INSERT INTO documents VALUES(10,'Document Ten',NOW(),0);

UPDATE documents SET title='Altered document Six' WHERE id=6;

UPDATE documents SET deleted=1 WHERE id=5;exit;

Creating the Delta table

The source of the delta will inherit the Main source (Note "source delta : main") with a few overrides:

source delta : main
{
    sql_query_pre =
    sql_query_range = SELECT ( SELECT UNIX_TIMESTAMP(created_at) FROM deltabreaker WHERE index_name='delta') min, UNIX_TIMESTAMP() max
    sql_query_killlist = SELECT id FROM documents WHERE updated_at >=  (SELECT created_at FROM deltabreaker WHERE index_name='delta')
}

The 'sql_query_pre=' means to suppress the inherited pre query from main, as we don't want to perform any update to the helper table (as we already prepared all for the delta table in sql_query_post_index in the Main source, see step 2). We see the range will get rows with the timestamp between the marked time for the delta and current time. You may ask yourself why 2 entries are used in the helper as right now they will hold the same timestamp. The reason is that for the Main table we set a timestamp before it starts indexing. In case the Main indexation failed the next run of the Delta would use the new timestamp as a starting point, missing changes between last good indexing and the failed one. That's why we have a separate entry for the delta table and populate it after the Main table is successfully built (remember sql_query_post_index - https://manual.manticoresearch.com/Adding_data_from_external_storages/Fetching_from_databases/Execution_of_fetch_queries#sql_query_post_index).

The delta table configuration also needs to include the killlist_target, which will tell to use the killlist to suppress affected ids in the Main table:

table delta
{
    path = /var/lib/manticore/delta
    source = delta
    killlist_target = main:kl
}

Read more about killlist_target - https://manual.manticoresearch.com/Creating_an_index/Local_indexes/Plain_and_real-time_index_settings#killlist_target

Let's now index the Delta. To populate the table we use the indexer tool. When using indexer, the generated table files must be made with permissions that allow searchd(Manticore Search server) to access them.
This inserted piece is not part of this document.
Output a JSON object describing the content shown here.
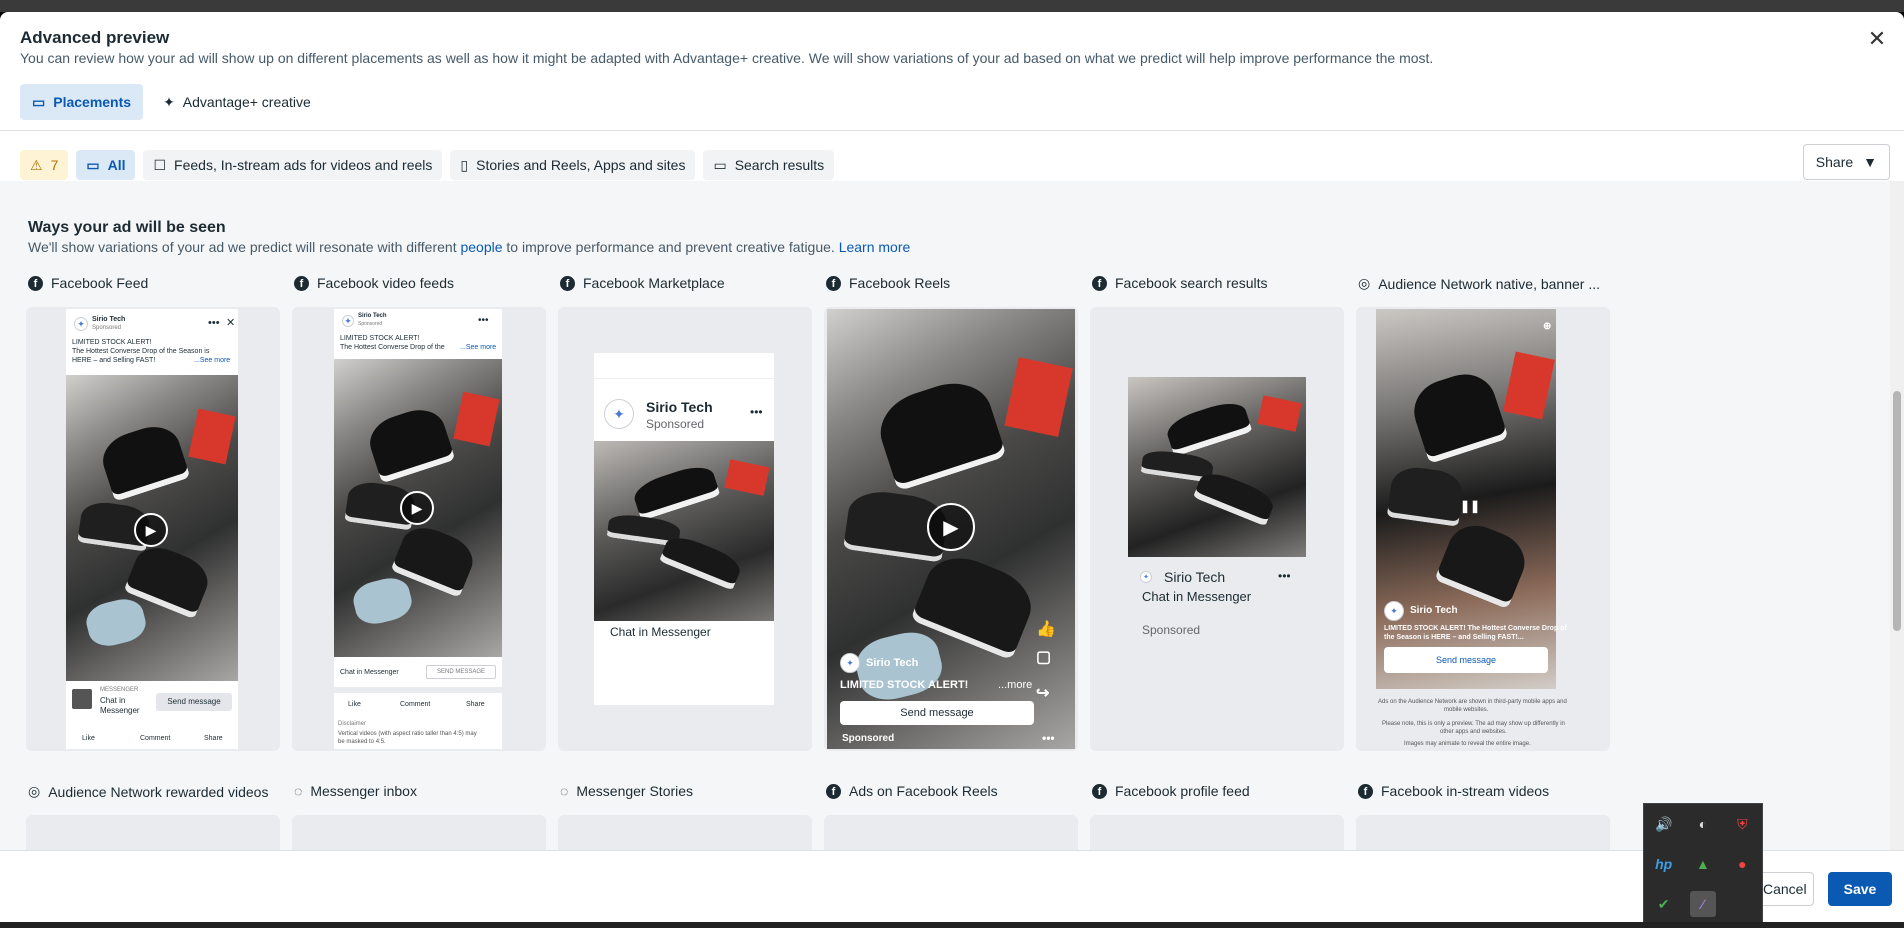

In case of Linux official packages searchd runs under manticore user, so indexer must also run under manticore user:

sudo -u manticore indexer delta

If you are running searchd differently you might be able to omit the sudo -u manticore part, just make sure that the user under which your searchd instance is running has read/write permissions to the tables you generate.

Enter Manticore, reload the tables:

mysql -P9306 -h0

RELOAD TABLES;

All together

Let's look at the Delta table:

SELECT * FROM delta;

The Delta includes the new and updated documents.

And the Main:

SELECT * FROM main;

We see in the Main table both the changed and deleted documents are missing.

To search on both table we can use a local distributed table over the both:

table mytable
{
    type = distributed
    local = main
    local = delta
}

SELECT * FROM mytable;

Searching on the both give us the new and updated documents as well as not showing the deleted document (due to the sql_query_killlist and killlist_target, see previous step).